3. These dark factory apps will be hard to debug. There was a Claude outage today and I couldn't run my smoke tests or generate new apps. I don't want to maintain services that can't be debugged and fixed by a human in a pinch. We're already partially there with AI-assisted code, but this factory-generated code is even more convoluted. Requiring AI to create a new app version is probably worth it...but it's still yet another thing between you and quickly patching an urgent bug.

4. Security needs a better story. These things need real security hardening. Maybe that's just better spec files and scenarios, maybe it's something more. I'm going to drink a strong cola and think about this one.

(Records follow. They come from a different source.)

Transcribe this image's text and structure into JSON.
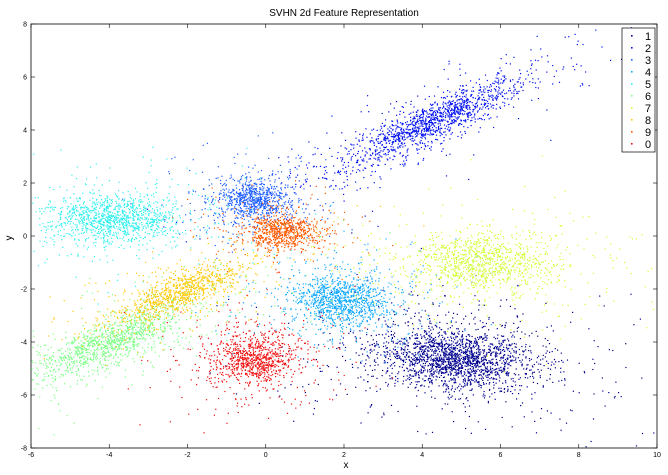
{
  "chart_data": {
    "type": "scatter",
    "title": "SVHN 2d Feature Representation",
    "xlabel": "x",
    "ylabel": "y",
    "xlim": [
      -6,
      10
    ],
    "ylim": [
      -8,
      8
    ],
    "xticks": [
      -6,
      -4,
      -2,
      0,
      2,
      4,
      6,
      8,
      10
    ],
    "yticks": [
      -8,
      -6,
      -4,
      -2,
      0,
      2,
      4,
      6,
      8
    ],
    "legend_position": "top-right",
    "grid": false,
    "series": [
      {
        "name": "1",
        "color": "#00008f",
        "center": [
          4.8,
          -4.6
        ],
        "spread": [
          0.95,
          0.55
        ],
        "count": 2200,
        "tilt": -0.15
      },
      {
        "name": "2",
        "color": "#0010ef",
        "center": [
          4.2,
          4.3
        ],
        "spread": [
          1.3,
          0.3
        ],
        "count": 1500,
        "tilt": 0.62
      },
      {
        "name": "3",
        "color": "#1f5fff",
        "center": [
          -0.3,
          1.4
        ],
        "spread": [
          0.45,
          0.38
        ],
        "count": 900,
        "tilt": 0.0
      },
      {
        "name": "4",
        "color": "#12aaff",
        "center": [
          2.0,
          -2.4
        ],
        "spread": [
          0.6,
          0.45
        ],
        "count": 1200,
        "tilt": 0.0
      },
      {
        "name": "5",
        "color": "#30f0f0",
        "center": [
          -4.0,
          0.7
        ],
        "spread": [
          0.85,
          0.45
        ],
        "count": 1300,
        "tilt": 0.0
      },
      {
        "name": "6",
        "color": "#7bff84",
        "center": [
          -4.0,
          -4.0
        ],
        "spread": [
          1.1,
          0.35
        ],
        "count": 1300,
        "tilt": 0.55
      },
      {
        "name": "7",
        "color": "#d0ff2e",
        "center": [
          5.5,
          -1.0
        ],
        "spread": [
          0.95,
          0.55
        ],
        "count": 1200,
        "tilt": 0.0
      },
      {
        "name": "8",
        "color": "#ffc800",
        "center": [
          -2.2,
          -2.1
        ],
        "spread": [
          1.0,
          0.32
        ],
        "count": 1000,
        "tilt": 0.55
      },
      {
        "name": "9",
        "color": "#ff5a00",
        "center": [
          0.4,
          0.2
        ],
        "spread": [
          0.45,
          0.32
        ],
        "count": 800,
        "tilt": 0.0
      },
      {
        "name": "0",
        "color": "#f01010",
        "center": [
          -0.3,
          -4.6
        ],
        "spread": [
          0.55,
          0.45
        ],
        "count": 1000,
        "tilt": 0.0
      }
    ]
  }
}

5. The unit of responsibility keeps growing. Last year we said code must come in PR-sized bites — that's how we manage risk. Now we're talking about deploying meshes of services created and deployed with no humans in the loop (except at creation). AI-generated services could really push the scale of what people are willing to accept responsibility for. Most SRE teams manage 1-5 services at big companies. Will that number increase per team? How much GDP is one person willing to manage via agents? Just a shower thought.

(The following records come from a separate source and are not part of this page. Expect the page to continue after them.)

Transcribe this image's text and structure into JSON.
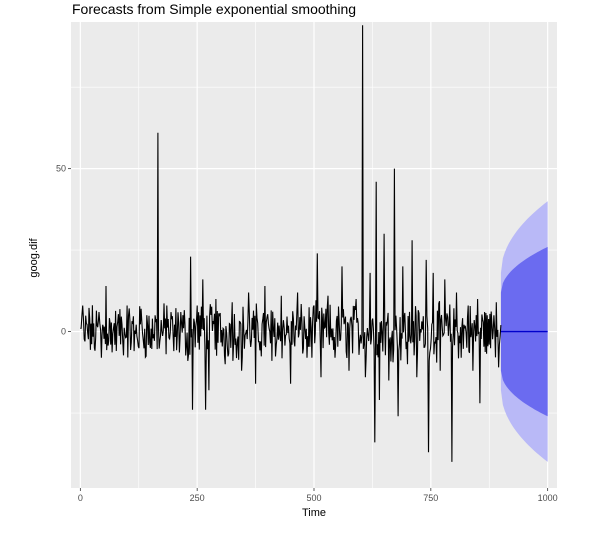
{
  "chart_data": {
    "type": "line",
    "title": "Forecasts from Simple exponential smoothing",
    "xlabel": "Time",
    "ylabel": "goog.dif",
    "xlim": [
      -20,
      1020
    ],
    "ylim": [
      -48,
      95
    ],
    "x_ticks": [
      0,
      250,
      500,
      750,
      1000
    ],
    "y_ticks": [
      0,
      50
    ],
    "grid": true,
    "series": [
      {
        "type": "line",
        "description_points": [
          [
            0,
            1
          ],
          [
            5,
            8
          ],
          [
            10,
            -3
          ],
          [
            20,
            4
          ],
          [
            30,
            -5
          ],
          [
            40,
            6
          ],
          [
            45,
            -8
          ],
          [
            55,
            14
          ],
          [
            65,
            -4
          ],
          [
            80,
            3
          ],
          [
            100,
            8
          ],
          [
            115,
            -6
          ],
          [
            130,
            7
          ],
          [
            150,
            -5
          ],
          [
            160,
            5
          ],
          [
            166,
            61
          ],
          [
            170,
            -3
          ],
          [
            185,
            8
          ],
          [
            200,
            -6
          ],
          [
            215,
            6
          ],
          [
            230,
            -9
          ],
          [
            236,
            23
          ],
          [
            240,
            -24
          ],
          [
            250,
            8
          ],
          [
            262,
            16
          ],
          [
            268,
            -24
          ],
          [
            275,
            -18
          ],
          [
            290,
            10
          ],
          [
            310,
            -10
          ],
          [
            325,
            9
          ],
          [
            345,
            -12
          ],
          [
            360,
            12
          ],
          [
            375,
            -16
          ],
          [
            395,
            14
          ],
          [
            410,
            -9
          ],
          [
            430,
            11
          ],
          [
            450,
            -16
          ],
          [
            465,
            12
          ],
          [
            485,
            -8
          ],
          [
            500,
            8
          ],
          [
            507,
            24
          ],
          [
            515,
            -14
          ],
          [
            530,
            11
          ],
          [
            545,
            -8
          ],
          [
            560,
            20
          ],
          [
            575,
            -12
          ],
          [
            590,
            10
          ],
          [
            604,
            94
          ],
          [
            610,
            -14
          ],
          [
            620,
            18
          ],
          [
            630,
            -34
          ],
          [
            633,
            46
          ],
          [
            640,
            -21
          ],
          [
            650,
            30
          ],
          [
            660,
            -15
          ],
          [
            672,
            50
          ],
          [
            680,
            -26
          ],
          [
            690,
            20
          ],
          [
            700,
            -10
          ],
          [
            710,
            28
          ],
          [
            720,
            -14
          ],
          [
            740,
            22
          ],
          [
            745,
            -37
          ],
          [
            755,
            18
          ],
          [
            770,
            -12
          ],
          [
            780,
            16
          ],
          [
            795,
            -40
          ],
          [
            805,
            12
          ],
          [
            815,
            -8
          ],
          [
            830,
            8
          ],
          [
            840,
            -12
          ],
          [
            850,
            10
          ],
          [
            855,
            -22
          ],
          [
            865,
            6
          ],
          [
            875,
            -4
          ],
          [
            885,
            5
          ],
          [
            890,
            9
          ],
          [
            895,
            -11
          ],
          [
            900,
            2
          ]
        ]
      }
    ],
    "forecast": {
      "x": [
        900,
        1000
      ],
      "point": 0,
      "pi80_half_width": [
        12,
        26
      ],
      "pi95_half_width": [
        18,
        40
      ]
    },
    "colors": {
      "panel": "#ebebeb",
      "grid": "#ffffff",
      "series": "#000000",
      "forecast_line": "#0000cc",
      "pi80": "#6b6bf0",
      "pi95": "#b9b9f7"
    }
  }
}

6. I was surprised this works. I'm surprised at how easy it was to make. I'm surprised more of these aren't out there already. I only did a couple of GitHub searches and didn't find many. I'm bad at searching. Sorry if I didn't find your project.

github.com

6 points

foundatron

6 hours ago


5 comments

jlongo78 2 hours ago

The hardest part of autonomous pipelines like this is observability when things go sideways. Specs rarely survive first contact with real codebases intact. Worth investing heavily in session persistence and replay so you can audit exactly what the agent reasoned at each step. Being able to resume a failed run mid-conversation rather than starting cold saves enormous time. Multi-agent parallelism also compounds fast, so a grid view across simultaneous runs becomes essential pretty quickly.

deltaops 6 hours ago

This is exactly the problem we're tackling! We built DeltaOps (delta-ops-mvp.vercel.app) - human-in-the-loop governance for autonomous agents. You hit the nail on the head with "no human in the loop" - that's the gap. DeltaOps adds a layer where agents can work autonomously, but critical actions (deploys, code merges, spending) require human approval. Also addresses your compliance concerns - every action is logged and approved. Would love to chat about integrating governance into dark factories!

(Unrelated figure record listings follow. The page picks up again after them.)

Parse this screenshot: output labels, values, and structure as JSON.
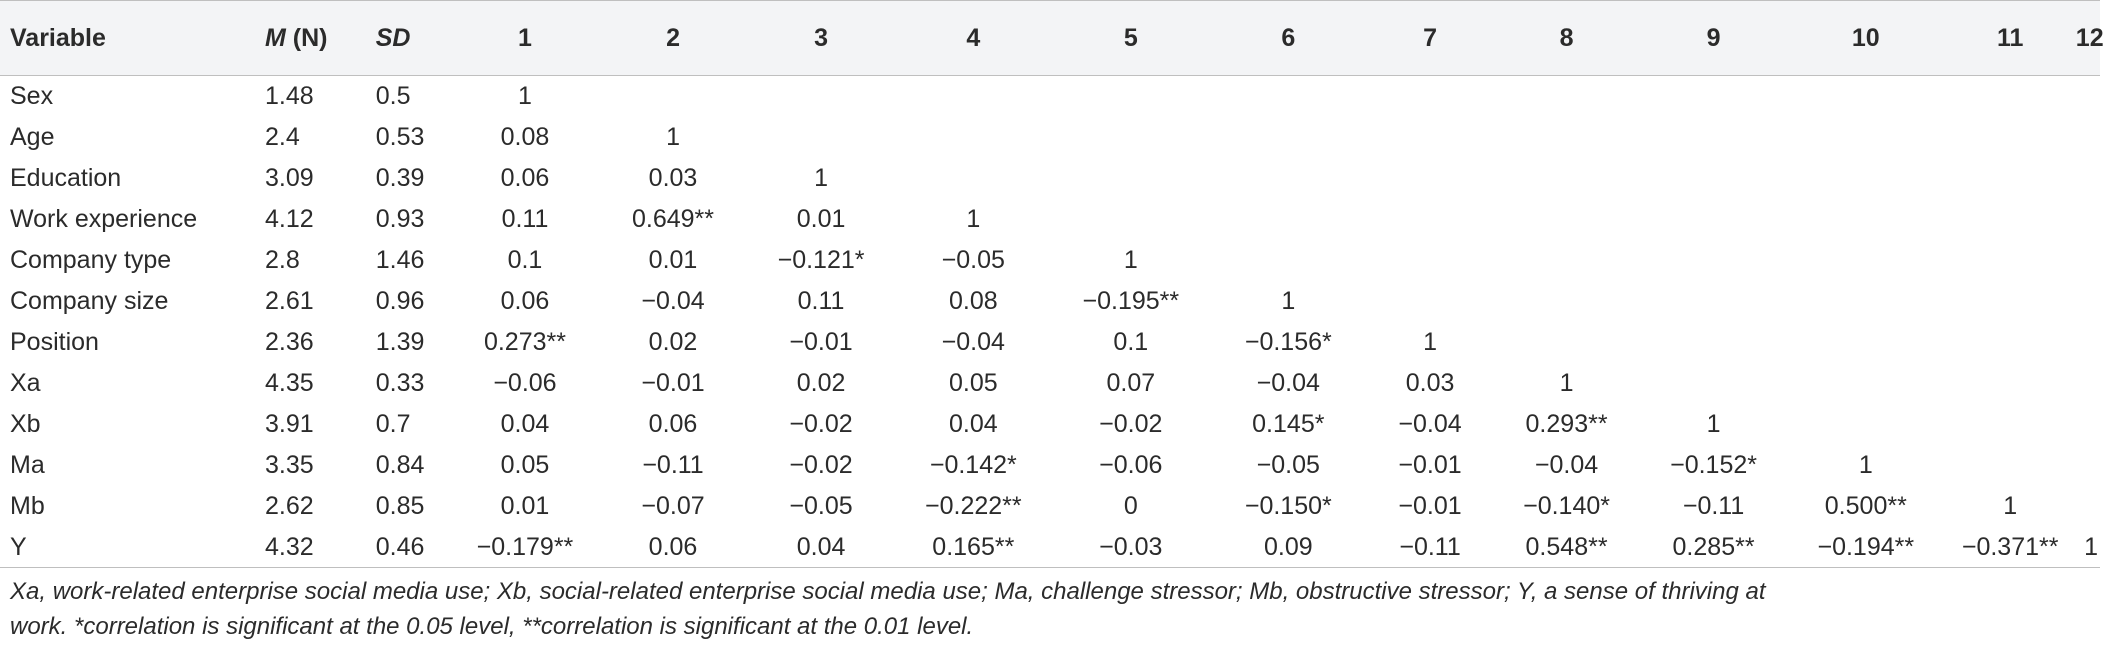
{
  "header": {
    "variable": "Variable",
    "m_letter": "M",
    "m_n": " (N)",
    "sd": "SD",
    "corr_cols": [
      "1",
      "2",
      "3",
      "4",
      "5",
      "6",
      "7",
      "8",
      "9",
      "10",
      "11",
      "12"
    ]
  },
  "rows": [
    {
      "name": "Sex",
      "m": "1.48",
      "sd": "0.5",
      "cells": [
        "1",
        "",
        "",
        "",
        "",
        "",
        "",
        "",
        "",
        "",
        "",
        ""
      ]
    },
    {
      "name": "Age",
      "m": "2.4",
      "sd": "0.53",
      "cells": [
        "0.08",
        "1",
        "",
        "",
        "",
        "",
        "",
        "",
        "",
        "",
        "",
        ""
      ]
    },
    {
      "name": "Education",
      "m": "3.09",
      "sd": "0.39",
      "cells": [
        "0.06",
        "0.03",
        "1",
        "",
        "",
        "",
        "",
        "",
        "",
        "",
        "",
        ""
      ]
    },
    {
      "name": "Work experience",
      "m": "4.12",
      "sd": "0.93",
      "cells": [
        "0.11",
        "0.649**",
        "0.01",
        "1",
        "",
        "",
        "",
        "",
        "",
        "",
        "",
        ""
      ]
    },
    {
      "name": "Company type",
      "m": "2.8",
      "sd": "1.46",
      "cells": [
        "0.1",
        "0.01",
        "−0.121*",
        "−0.05",
        "1",
        "",
        "",
        "",
        "",
        "",
        "",
        ""
      ]
    },
    {
      "name": "Company size",
      "m": "2.61",
      "sd": "0.96",
      "cells": [
        "0.06",
        "−0.04",
        "0.11",
        "0.08",
        "−0.195**",
        "1",
        "",
        "",
        "",
        "",
        "",
        ""
      ]
    },
    {
      "name": "Position",
      "m": "2.36",
      "sd": "1.39",
      "cells": [
        "0.273**",
        "0.02",
        "−0.01",
        "−0.04",
        "0.1",
        "−0.156*",
        "1",
        "",
        "",
        "",
        "",
        ""
      ]
    },
    {
      "name": "Xa",
      "m": "4.35",
      "sd": "0.33",
      "cells": [
        "−0.06",
        "−0.01",
        "0.02",
        "0.05",
        "0.07",
        "−0.04",
        "0.03",
        "1",
        "",
        "",
        "",
        ""
      ]
    },
    {
      "name": "Xb",
      "m": "3.91",
      "sd": "0.7",
      "cells": [
        "0.04",
        "0.06",
        "−0.02",
        "0.04",
        "−0.02",
        "0.145*",
        "−0.04",
        "0.293**",
        "1",
        "",
        "",
        ""
      ]
    },
    {
      "name": "Ma",
      "m": "3.35",
      "sd": "0.84",
      "cells": [
        "0.05",
        "−0.11",
        "−0.02",
        "−0.142*",
        "−0.06",
        "−0.05",
        "−0.01",
        "−0.04",
        "−0.152*",
        "1",
        "",
        ""
      ]
    },
    {
      "name": "Mb",
      "m": "2.62",
      "sd": "0.85",
      "cells": [
        "0.01",
        "−0.07",
        "−0.05",
        "−0.222**",
        "0",
        "−0.150*",
        "−0.01",
        "−0.140*",
        "−0.11",
        "0.500**",
        "1",
        ""
      ]
    },
    {
      "name": "Y",
      "m": "4.32",
      "sd": "0.46",
      "cells": [
        "−0.179**",
        "0.06",
        "0.04",
        "0.165**",
        "−0.03",
        "0.09",
        "−0.11",
        "0.548**",
        "0.285**",
        "−0.194**",
        "−0.371**",
        "1"
      ]
    }
  ],
  "note": {
    "line1": "Xa, work-related enterprise social media use; Xb, social-related enterprise social media use; Ma, challenge stressor; Mb, obstructive stressor; Y, a sense of thriving at",
    "line2": "work. *correlation is significant at the 0.05 level, **correlation is significant at the 0.01 level."
  },
  "colors": {
    "header_bg": "#f3f4f6",
    "rule": "#bfbfbf",
    "text": "#2b2b2b"
  }
}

  • foundatron 6 hours ago

    Cool site/ good idea. Maybe I'm underestimating it (I probably am), but I don't think it's a huge leap from what I published today and that compliant vision you're tackling.

guerython 6 hours ago

Curious how you are handling those guard logs and approvals in OctopusGarden?

  • foundatron 6 hours ago

    Right now OctopusGarden logs every LLM call with token counts and cost, and the SQLite store records each run and iteration (spec hash, scores per scenario, generated code). So you get a full trace of what was generated, what it was tested against, and how it scored.

    For approvals, the current model is that the spec is the approval. If the spec is right and scenarios pass at 95%+ satisfaction, the code ships. There's no PR review step by design (the "code is opaque weights" philosophy).

    That said, you could totally layer approvals on top. Gate on spec changes, require sign-off before a run kicks off, or add a human checkpoint between "converged" and "deployed." The tool doesn't enforce a deployment pipeline, so that's up to your org's workflow.

    Worth noting: this is purely a hobby project at this point. It hasn't been used in any commercial setting. The guard rails and approval workflow stuff is where it would need the most work before anyone used it for real.